You see, I suspect that Mr Ramsay, the great chest-thumping silver-backed gorilla of the culinary world, thinks we regard cooking is a girly thing, so he hits kitchens like Bruce Willis taking out Apache helicopters armed with nothing but a sweaty vest and a pair of sugar tongs. It’s a kitchen, for heaven’s sake, a place where lovely food should be created for people to enjoy.
How can you hope to digest your balsamic glazed salmon and chips (all made with locally sourced, fresh, natural ingredients) when you know the kitchen underlings are being decimated by a deranged commis chef, off her face on snorted icing sugar, lurching about with an empty cooking sherry bottle in each hand, ranting about the failure of her pommes frites which Ramsay pronounced “terrible” – in language so strong that the bleep machine exploded?
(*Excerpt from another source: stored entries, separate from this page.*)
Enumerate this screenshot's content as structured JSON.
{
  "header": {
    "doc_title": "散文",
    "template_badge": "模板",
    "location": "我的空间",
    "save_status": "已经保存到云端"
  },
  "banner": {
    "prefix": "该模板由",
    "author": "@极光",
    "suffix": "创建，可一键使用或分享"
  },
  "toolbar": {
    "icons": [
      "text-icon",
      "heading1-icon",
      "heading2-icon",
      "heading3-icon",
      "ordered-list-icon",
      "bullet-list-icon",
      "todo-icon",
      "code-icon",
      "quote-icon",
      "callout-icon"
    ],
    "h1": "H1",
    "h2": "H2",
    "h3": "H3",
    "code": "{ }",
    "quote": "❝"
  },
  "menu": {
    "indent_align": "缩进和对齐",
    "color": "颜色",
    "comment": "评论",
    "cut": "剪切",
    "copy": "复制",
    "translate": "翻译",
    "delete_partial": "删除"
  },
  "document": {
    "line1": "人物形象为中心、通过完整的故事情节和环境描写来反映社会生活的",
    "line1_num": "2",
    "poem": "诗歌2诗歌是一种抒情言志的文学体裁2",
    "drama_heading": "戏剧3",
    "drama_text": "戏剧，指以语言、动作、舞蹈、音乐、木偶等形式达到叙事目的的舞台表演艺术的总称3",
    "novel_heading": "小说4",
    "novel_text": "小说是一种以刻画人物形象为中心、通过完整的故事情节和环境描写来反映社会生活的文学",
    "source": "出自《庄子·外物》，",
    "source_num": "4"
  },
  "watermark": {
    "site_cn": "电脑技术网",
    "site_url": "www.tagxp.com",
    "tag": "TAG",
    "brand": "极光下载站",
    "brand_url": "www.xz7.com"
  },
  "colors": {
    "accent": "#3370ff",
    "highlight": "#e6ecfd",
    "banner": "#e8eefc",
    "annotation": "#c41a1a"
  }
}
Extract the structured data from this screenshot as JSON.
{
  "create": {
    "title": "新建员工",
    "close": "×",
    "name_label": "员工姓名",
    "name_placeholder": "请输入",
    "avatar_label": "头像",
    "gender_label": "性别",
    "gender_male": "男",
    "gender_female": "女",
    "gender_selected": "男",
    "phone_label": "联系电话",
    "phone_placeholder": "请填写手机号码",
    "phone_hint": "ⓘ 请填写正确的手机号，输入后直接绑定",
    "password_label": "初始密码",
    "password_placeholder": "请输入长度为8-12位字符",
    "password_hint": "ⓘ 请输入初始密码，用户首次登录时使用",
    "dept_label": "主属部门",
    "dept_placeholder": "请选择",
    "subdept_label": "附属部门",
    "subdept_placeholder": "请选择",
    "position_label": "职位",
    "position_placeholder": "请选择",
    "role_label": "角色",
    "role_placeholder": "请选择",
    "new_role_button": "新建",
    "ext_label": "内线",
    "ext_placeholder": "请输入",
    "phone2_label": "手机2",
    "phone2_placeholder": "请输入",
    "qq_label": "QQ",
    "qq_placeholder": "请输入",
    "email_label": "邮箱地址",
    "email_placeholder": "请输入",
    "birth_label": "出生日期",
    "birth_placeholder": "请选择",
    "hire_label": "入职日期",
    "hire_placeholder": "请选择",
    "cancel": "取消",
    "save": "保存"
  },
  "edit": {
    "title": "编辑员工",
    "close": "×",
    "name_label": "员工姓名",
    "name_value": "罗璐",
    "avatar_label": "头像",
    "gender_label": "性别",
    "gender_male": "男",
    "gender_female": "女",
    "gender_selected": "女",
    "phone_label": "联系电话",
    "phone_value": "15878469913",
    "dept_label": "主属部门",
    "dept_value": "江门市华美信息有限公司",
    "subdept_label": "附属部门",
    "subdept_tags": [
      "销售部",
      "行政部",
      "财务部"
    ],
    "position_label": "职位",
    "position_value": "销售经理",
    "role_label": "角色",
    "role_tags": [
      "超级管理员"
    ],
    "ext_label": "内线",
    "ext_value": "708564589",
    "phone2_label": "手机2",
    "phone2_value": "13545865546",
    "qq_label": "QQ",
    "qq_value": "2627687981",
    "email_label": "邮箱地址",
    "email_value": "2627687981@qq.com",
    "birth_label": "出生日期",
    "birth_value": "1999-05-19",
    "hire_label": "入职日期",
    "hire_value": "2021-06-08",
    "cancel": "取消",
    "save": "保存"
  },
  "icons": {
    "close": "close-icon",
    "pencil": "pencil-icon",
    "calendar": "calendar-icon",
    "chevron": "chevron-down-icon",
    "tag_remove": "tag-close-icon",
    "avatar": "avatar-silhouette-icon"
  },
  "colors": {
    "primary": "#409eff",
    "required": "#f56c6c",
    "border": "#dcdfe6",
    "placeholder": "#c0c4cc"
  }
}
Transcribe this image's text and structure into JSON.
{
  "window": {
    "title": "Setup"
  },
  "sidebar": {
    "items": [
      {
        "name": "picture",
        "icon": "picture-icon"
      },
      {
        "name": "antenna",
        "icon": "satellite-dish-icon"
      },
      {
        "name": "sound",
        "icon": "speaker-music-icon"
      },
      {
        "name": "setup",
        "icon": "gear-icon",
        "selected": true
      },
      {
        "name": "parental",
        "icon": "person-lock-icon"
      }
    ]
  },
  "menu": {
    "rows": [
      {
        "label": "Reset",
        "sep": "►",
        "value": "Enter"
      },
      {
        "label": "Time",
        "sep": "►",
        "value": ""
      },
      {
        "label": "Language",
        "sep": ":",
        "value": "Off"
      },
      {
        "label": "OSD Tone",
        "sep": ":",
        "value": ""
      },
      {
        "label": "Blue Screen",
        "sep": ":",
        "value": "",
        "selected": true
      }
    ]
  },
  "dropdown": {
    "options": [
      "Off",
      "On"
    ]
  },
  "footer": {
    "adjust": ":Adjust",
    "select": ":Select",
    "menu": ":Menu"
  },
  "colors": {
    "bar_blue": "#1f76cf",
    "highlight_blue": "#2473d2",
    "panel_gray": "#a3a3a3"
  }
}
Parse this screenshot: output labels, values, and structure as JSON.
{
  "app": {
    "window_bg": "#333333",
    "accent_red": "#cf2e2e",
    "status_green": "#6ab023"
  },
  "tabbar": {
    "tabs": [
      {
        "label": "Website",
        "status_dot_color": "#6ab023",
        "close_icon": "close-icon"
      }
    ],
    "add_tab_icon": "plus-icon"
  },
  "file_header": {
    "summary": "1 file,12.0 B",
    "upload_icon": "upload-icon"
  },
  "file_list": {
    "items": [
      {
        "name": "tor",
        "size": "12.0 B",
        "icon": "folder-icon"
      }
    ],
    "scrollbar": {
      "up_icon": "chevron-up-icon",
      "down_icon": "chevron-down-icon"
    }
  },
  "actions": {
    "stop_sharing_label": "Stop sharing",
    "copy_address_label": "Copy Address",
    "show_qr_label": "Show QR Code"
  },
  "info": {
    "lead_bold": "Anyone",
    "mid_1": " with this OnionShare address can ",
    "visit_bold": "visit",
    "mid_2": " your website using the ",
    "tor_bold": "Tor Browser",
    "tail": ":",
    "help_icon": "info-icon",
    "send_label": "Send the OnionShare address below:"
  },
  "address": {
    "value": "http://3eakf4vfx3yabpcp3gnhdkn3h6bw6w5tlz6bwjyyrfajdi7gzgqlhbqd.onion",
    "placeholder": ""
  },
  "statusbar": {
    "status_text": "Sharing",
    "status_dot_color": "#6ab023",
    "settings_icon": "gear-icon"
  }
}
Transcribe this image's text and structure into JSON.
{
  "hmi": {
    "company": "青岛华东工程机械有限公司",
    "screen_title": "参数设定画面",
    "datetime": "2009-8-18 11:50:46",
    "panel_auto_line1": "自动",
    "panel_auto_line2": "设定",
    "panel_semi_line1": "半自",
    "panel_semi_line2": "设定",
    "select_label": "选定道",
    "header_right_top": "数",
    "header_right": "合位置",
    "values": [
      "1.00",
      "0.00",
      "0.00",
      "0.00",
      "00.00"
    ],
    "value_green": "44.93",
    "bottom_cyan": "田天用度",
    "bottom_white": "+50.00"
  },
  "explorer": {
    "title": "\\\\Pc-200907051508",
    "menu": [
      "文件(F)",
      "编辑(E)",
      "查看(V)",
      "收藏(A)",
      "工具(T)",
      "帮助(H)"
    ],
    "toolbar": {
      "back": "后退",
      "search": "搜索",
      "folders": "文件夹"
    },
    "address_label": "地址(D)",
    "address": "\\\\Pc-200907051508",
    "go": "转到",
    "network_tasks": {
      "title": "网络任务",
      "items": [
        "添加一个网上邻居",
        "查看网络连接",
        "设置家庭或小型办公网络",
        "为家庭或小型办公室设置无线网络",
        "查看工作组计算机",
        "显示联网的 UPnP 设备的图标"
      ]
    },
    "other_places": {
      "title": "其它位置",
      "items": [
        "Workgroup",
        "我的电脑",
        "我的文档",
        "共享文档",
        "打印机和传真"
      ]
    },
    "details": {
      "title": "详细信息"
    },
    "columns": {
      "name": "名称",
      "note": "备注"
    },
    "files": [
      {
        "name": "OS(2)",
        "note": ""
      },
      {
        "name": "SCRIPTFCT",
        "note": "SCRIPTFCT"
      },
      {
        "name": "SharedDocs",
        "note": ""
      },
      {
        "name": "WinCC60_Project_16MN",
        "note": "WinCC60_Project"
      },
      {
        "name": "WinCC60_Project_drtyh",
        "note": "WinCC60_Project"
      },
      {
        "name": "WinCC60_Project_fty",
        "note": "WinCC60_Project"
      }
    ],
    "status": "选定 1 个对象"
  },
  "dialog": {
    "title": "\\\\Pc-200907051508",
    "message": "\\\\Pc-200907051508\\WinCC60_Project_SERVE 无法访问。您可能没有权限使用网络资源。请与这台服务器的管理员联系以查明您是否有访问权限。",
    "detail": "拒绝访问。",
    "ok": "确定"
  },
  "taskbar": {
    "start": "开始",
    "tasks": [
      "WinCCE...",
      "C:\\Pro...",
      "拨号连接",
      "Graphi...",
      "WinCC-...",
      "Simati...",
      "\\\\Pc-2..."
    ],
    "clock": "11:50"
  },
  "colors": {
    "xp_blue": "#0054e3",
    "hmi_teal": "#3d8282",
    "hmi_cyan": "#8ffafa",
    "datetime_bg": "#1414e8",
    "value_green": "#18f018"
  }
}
Cooking is a caring thing. As a matter of fact, I care so much for my family and friends that I don’t cook. It’s my husband who helms the cooker. He likes cooking and we enjoy the great food he creates. There’s a growing telly trend to take those caring activities and turn them into the sort of event that has people screaming and crying and questioning the ref’s decision.
Baking, I ask you. Baking cakes. Don’t get me wrong, I am aware that within the Women’s Institute there exists a competitive element to a tray bake that makes Jessica Ennis look like a 10k fun runner, but the most withering criticism they dealt was a sharply drawn breath at a soggy Victoria sponge, and the recommendation that custard covers a multitude of sins (it does).
The sedate pastime of baking has become a matter of televised cake-rage, with people hurling vitriolic abuse over Black Forest Gateaux and scones.
And now, we have competitive sewing. This isn’t the high pressure world of haute couture fashion houses, where fortunes are lost and reputations ruined by the droop of an A-lister’s hemline on a red carpet. Nope, this is running up a little something on the Singer to a nifty Simplicity pattern. Where will domesticity as contact sport end?
I want to throw my hat in the ring right now and point out that in the ironing stakes I yield to no-one. You pass me the wrinkled, the crinkled and the crumpled and watch whilst my turbo steam hisses, smooths and creases in all the right places. Steaming Irons? Bags I judge.
This lady’s for turning . . back the clock please
Possibly the worst thing about the passing of a 1980s big hitter like Maggie is the fact that suddenly the telly is awash with hate figures of the past now looking like people you should be helping to cross the road. I’m sure I saw Nigel Lawson looming out of the screen looking like something that had just been dragged out of the King Tut’s tomb, desiccated and wizened.
The second worst thing is realising that you, too, have aged, and probably look just as grim.
Chants would be a fine thing . .
Mind you, Thatcher did have a great name to chant. Who of my vintage can forget hearing “Maggie, Maggie, Maggie, out, out, out”?
Let’s face it, raging against the Lib Dem half of today’s coalition would be “Nick, Nick, Nick”, which sounds like a Jim Davidson tribute act. Not cool.
All play and no work for funeral
When a politician dies they sometimes get promoted to a sort of secular sainthood. Look at Donald Dewar, John Smith and Robin Cook. This isn’t meant as disrespectful. When they lived they were great men, cut down early by the Grim Reaper, who seems, dare I say it, to have approached the most recent recruit to the ranks of the front-bench dead with some trepidation, waiting some 87 years before deploying that scythe. Perhaps even Death had to dodge that famous swinging handbag.
But this particular politician may well buck the trend to canonisation. To be fair, trend-bucking was a habit for her. Whatever you think, Margaret Thatcher was a remarkable woman, but I doubt very much that Maggie will ever be accorded the glowing mistiness we give other dead politicians. That expensive state-funded funeral won’t help her reputation much, either. If we must have the gun carriage and Horse Guards, couldn’t they at least give us a day off? A nation standing about not working is a fitting tribute to the woman.